Health

We have little time to protect access to telehealth

The U.S. health care system often moves at an icy pace, but COVID-19 has catapulted it into the future with an instant acceleration of telemedicine as a treatment option.

During the first four months of the pandemic, telehealth accounted for 23.6% of all visits to the doctor, up from nearly zero a year earlier. But while experts predict that virtual aid isn’t going anywhere, the legal emergency that enabled it is starting to expire. We now have to figure out how to keep telehealth before time is up.

We know that telehealth increases the interaction between patients and their doctors. As the pandemic weakens, personal doctor visits are returning to pre-pandemic norms, while telehealth remains strong. At Mount Sinai Healthcare, we average over 42,000 visits per month in 2021, many times our pre-pandemic annual rates.

The dramatic change in volumes shows how telehealth has opened up new opportunities for patient access. Working families, communities of color, undocumented immigrants, uninsured, and others have long struggled to get standard model assistance due to transportation, childcare, work schedules, costs, and more. Remote communication with doctors can alleviate these problems by creating flexibility for patients, allowing them to receive care without having to negotiate logistics, potentially improving health outcomes.

But one obstacle to the development of telehealth is that during the pandemic, health officials at the federal, state and city levels took many measures to expand telehealth that were meant to be temporary. If the measures that allowed telemedicine to thrive eventually expire, patients who have come to rely on telehealth as a reliable and convenient way to stay healthy will lose out.

For example, the state-based medicine licensing model has traditionally limited telehealth, so telehealth can only be provided in the state where the patient is currently living. But during the pandemic, interstate cooperation agreements allowed patients living across the country to receive the care of their resident physician through telemedicine. If the old licensing system returns, a patient in New Jersey may be barred from scheduling a telemedicine visit to a Manhattan physician because his physician may not be licensed in New Jersey.

Health economists might argue that an increase in the total number of doctor visits will unnecessarily increase the use of medical services, leading to an increase in overall costs. But there is a way forward that keeps costs down.

First, we can focus on providing more telehealth privileges to the health care systems that use it, as part of their commitment to maintaining patient health through preventive measures. In these cost-based service schemes, insurers commit to reward hospitals and doctors whose patients continue to be healthy, not those who recruit the most (expensive and potentially unnecessary) tests and procedures.

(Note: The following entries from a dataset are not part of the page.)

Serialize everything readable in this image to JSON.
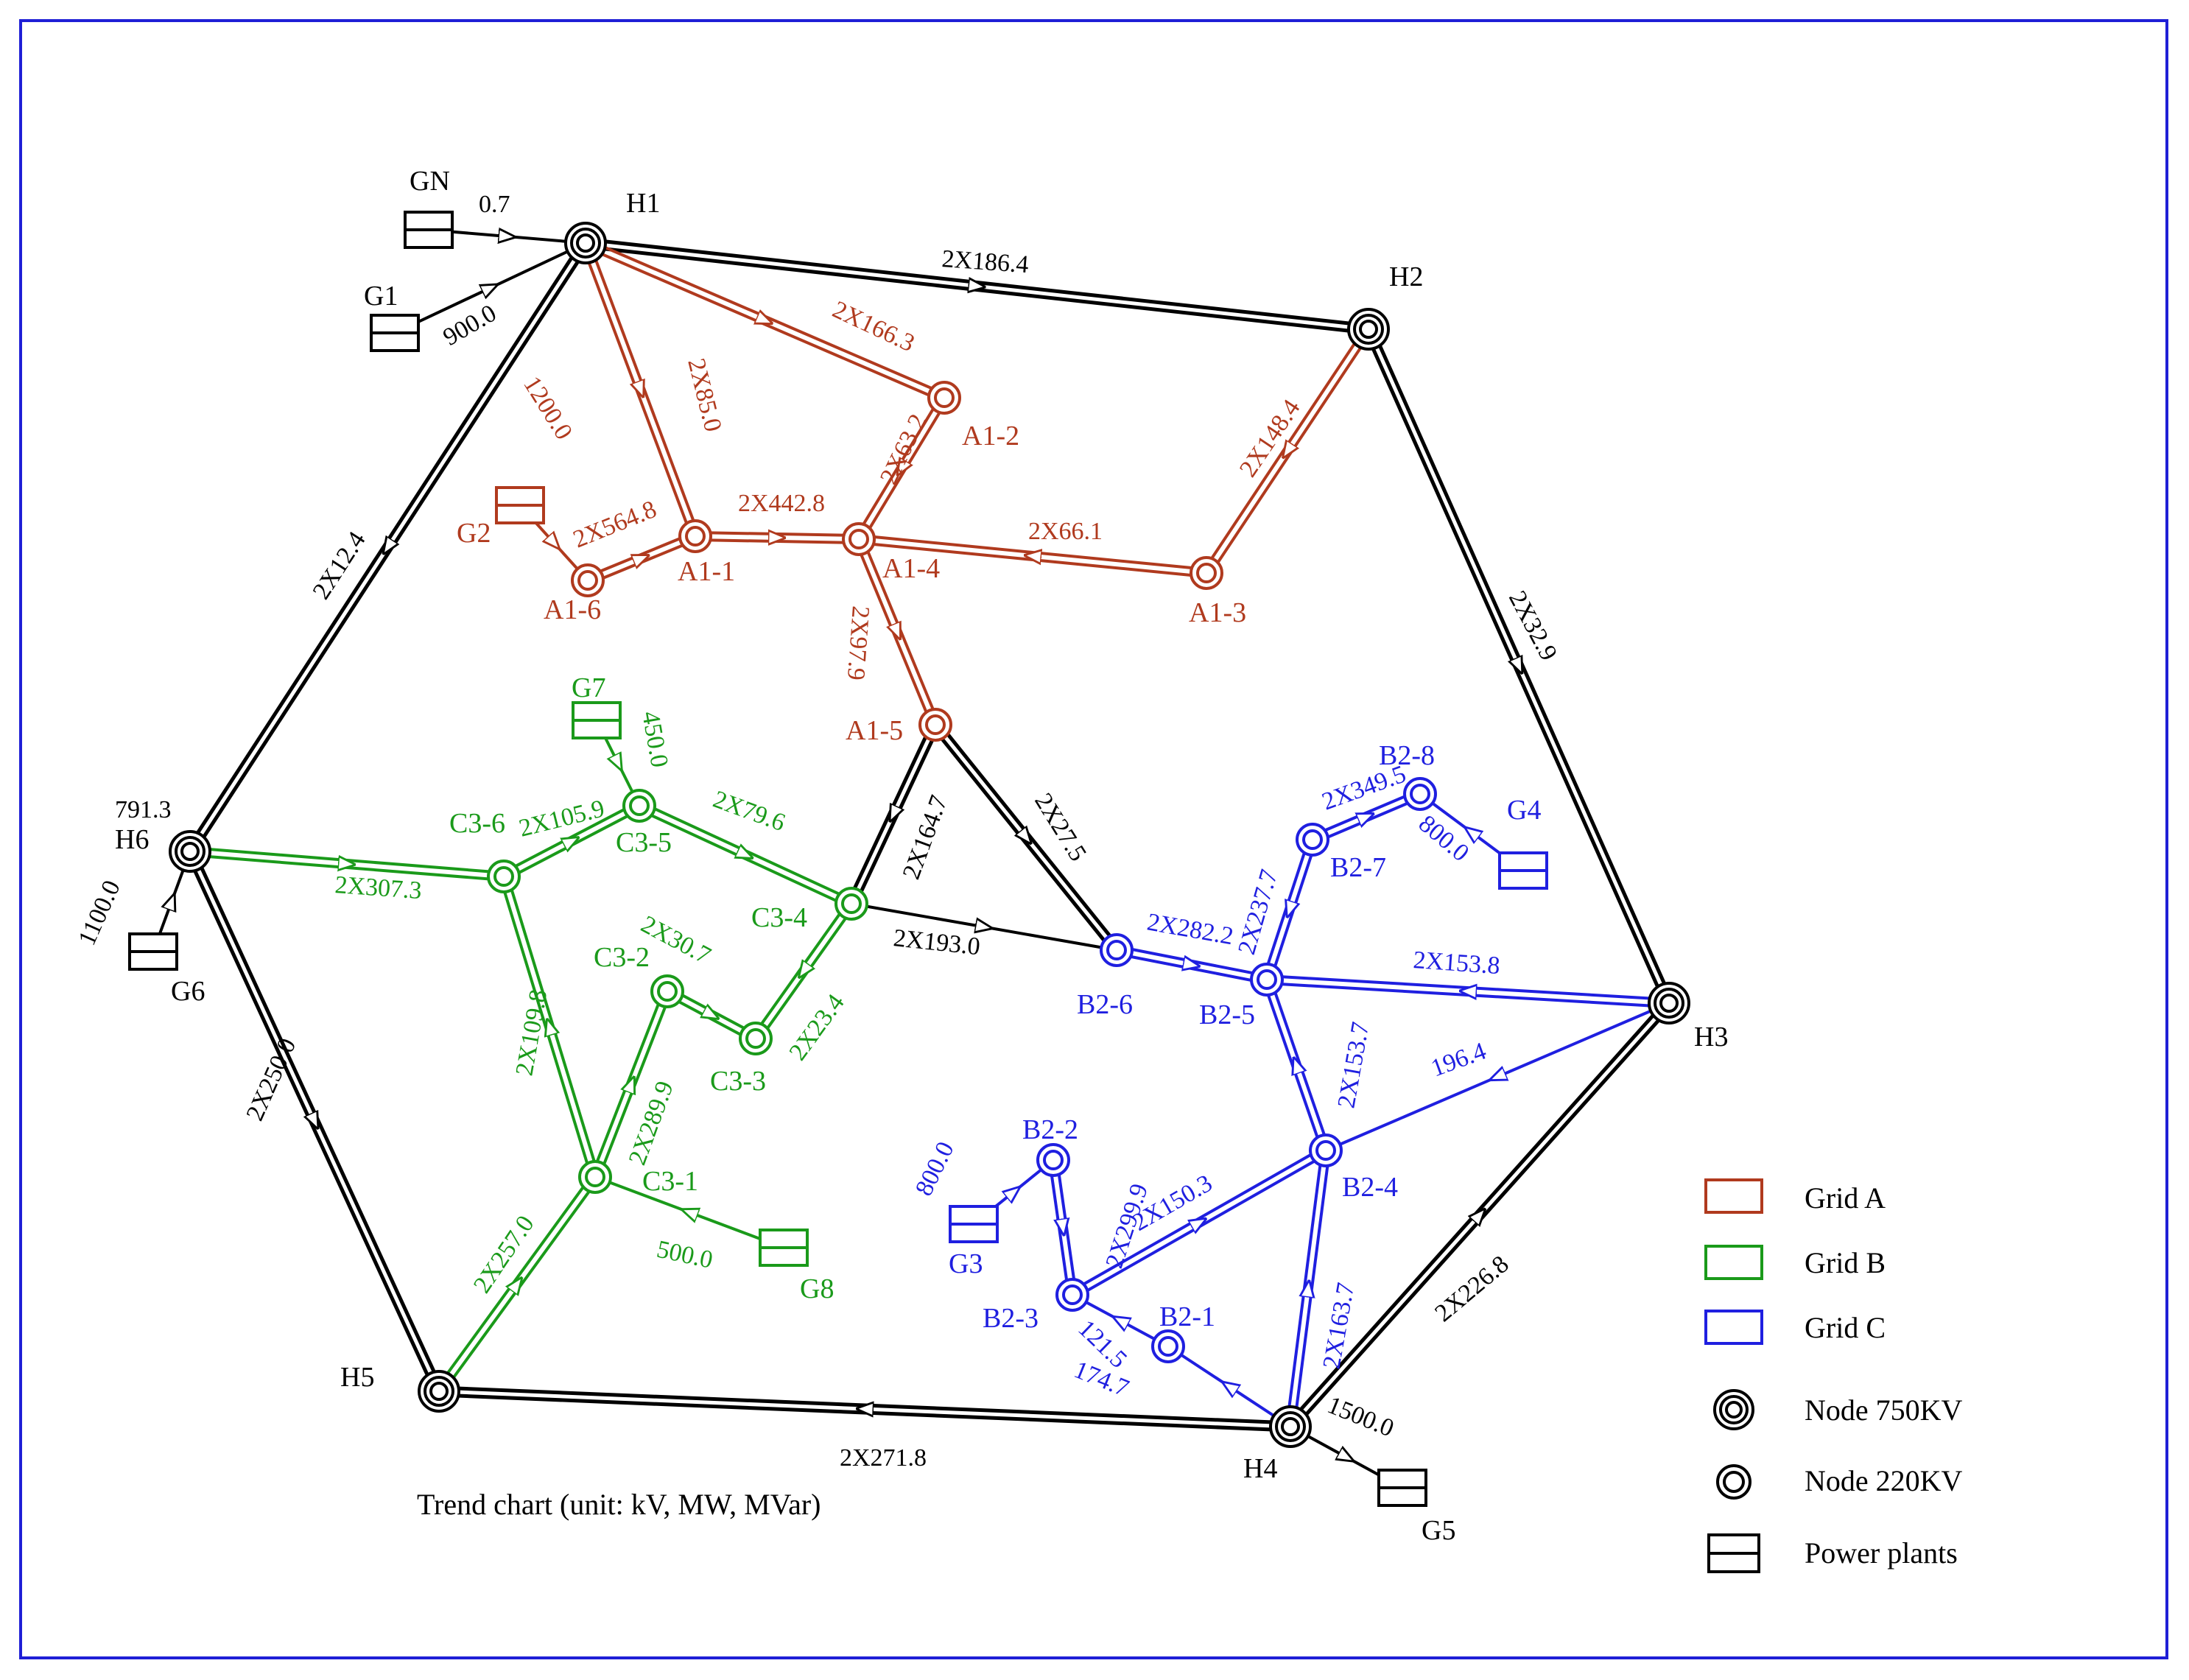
{
  "caption": "Trend chart (unit: kV, MW, MVar)",
  "colors": {
    "frame": "#1f1fd6",
    "backbone": "#000000",
    "grid_a": "#b03a1e",
    "grid_b": "#1a9a1a",
    "grid_c": "#1f1fe0"
  },
  "nodes": {
    "H1": "H1",
    "H2": "H2",
    "H3": "H3",
    "H4": "H4",
    "H5": "H5",
    "H6": "H6",
    "A1_1": "A1-1",
    "A1_2": "A1-2",
    "A1_3": "A1-3",
    "A1_4": "A1-4",
    "A1_5": "A1-5",
    "A1_6": "A1-6",
    "C3_1": "C3-1",
    "C3_2": "C3-2",
    "C3_3": "C3-3",
    "C3_4": "C3-4",
    "C3_5": "C3-5",
    "C3_6": "C3-6",
    "B2_1": "B2-1",
    "B2_2": "B2-2",
    "B2_3": "B2-3",
    "B2_4": "B2-4",
    "B2_5": "B2-5",
    "B2_6": "B2-6",
    "B2_7": "B2-7",
    "B2_8": "B2-8"
  },
  "plants": {
    "GN": "GN",
    "G1": "G1",
    "G2": "G2",
    "G3": "G3",
    "G4": "G4",
    "G5": "G5",
    "G6": "G6",
    "G7": "G7",
    "G8": "G8"
  },
  "flows": {
    "gn_h1": "0.7",
    "g1_h1": "900.0",
    "h1_h2": "2X186.4",
    "h1_h6": "2X12.4",
    "h2_h3": "2X32.9",
    "h3_h4": "2X226.8",
    "h4_h5": "2X271.8",
    "h6_h5": "2X250.0",
    "h6_value": "791.3",
    "g6_h6": "1100.0",
    "g5_h4": "1500.0",
    "h1_a12": "2X166.3",
    "h1_a11": "2X85.0",
    "g2_side": "1200.0",
    "a16_a11": "2X564.8",
    "a11_a14": "2X442.8",
    "a12_a14": "2X63.2",
    "h2_a13": "2X148.4",
    "a13_a14": "2X66.1",
    "a14_a15": "2X97.9",
    "a15_c34": "2X164.7",
    "a15_b26": "2X27.5",
    "c34_b26": "2X193.0",
    "g7_c35": "450.0",
    "c36_c35": "2X105.9",
    "c35_c34": "2X79.6",
    "h6_c36": "2X307.3",
    "c32_c33": "2X30.7",
    "c34_c33": "2X23.4",
    "c36_c31": "2X109.8",
    "c31_c32": "2X289.9",
    "g8_c31": "500.0",
    "h5_c31": "2X257.0",
    "b27_b28": "2X349.5",
    "g4_b28": "800.0",
    "b25_b27": "2X237.7",
    "b26_b25": "2X282.2",
    "h3_b25": "2X153.8",
    "b24_b25": "2X153.7",
    "h3_b24": "196.4",
    "b23_b24": "2X150.3",
    "b22_b23": "2X299.9",
    "g3_b22": "800.0",
    "b21_b23": "121.5",
    "h4_b21": "174.7",
    "h4_b24": "2X163.7"
  },
  "legend": [
    {
      "label": "Grid A",
      "kind": "line",
      "color": "#b03a1e"
    },
    {
      "label": "Grid B",
      "kind": "line",
      "color": "#1a9a1a"
    },
    {
      "label": "Grid C",
      "kind": "line",
      "color": "#1f1fe0"
    },
    {
      "label": "Node 750KV",
      "kind": "node750",
      "color": "#000000"
    },
    {
      "label": "Node 220KV",
      "kind": "node220",
      "color": "#000000"
    },
    {
      "label": "Power plants",
      "kind": "plant",
      "color": "#000000"
    }
  ]
}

Telehealth is a natural fit for this incentive model. This allows doctors to regularly contact their patients at less cost or inconvenience to them or their patients, and as a result, keep patients healthier. By prioritizing patient health, no matter how we meet patient care needs, we can help manage conditions in our patient groups and improve quality of life so that patients receive and stay healthier.

Another important step is linking telehealth to innovative care delivery methods so that communities receive the care they need. We have started a program of working with local health workers at AIRnyc, who provide telemedicine visits for physical, behavioral and social assistance. Patients from low-income families referred to AIRnyc are less likely to receive technology-based home health care. But in partnership with a local health professional, we have proven that many obstacles can be overcome. Through clever program design and investment, there are ways to improve care even without technical skill or access.

We must also adapt the ongoing implementation of telehealth to a public health approach. One of the significant disadvantages of telehealth is that many vulnerable patients still cannot access the technology and Internet access needed to ensure the reliability of telehealth. The federal government must use telehealth as a motivation to finally secure real and sustainable investments in the infrastructure that makes telehealth possible, starting with universal broadband and Wi-Fi. The Internet is no longer a commodity; it is an important tool for health and economic development. We need the federal government to activate and guarantee universal Wi-Fi for everyone.

Finally, and most importantly, we need the federal government to work with state licensing boards to continually expand the benefits set during the pandemic that make telehealth more flexible.

Creating a permanent place for telemedicine in our health care system not only improves the health of the population, but also improves the economy of health care delivery in general. It will cost less to provide care to patients and put less strain on the health care system. It’s time to take all the lessons from this pandemic to move our healthcare system into the future.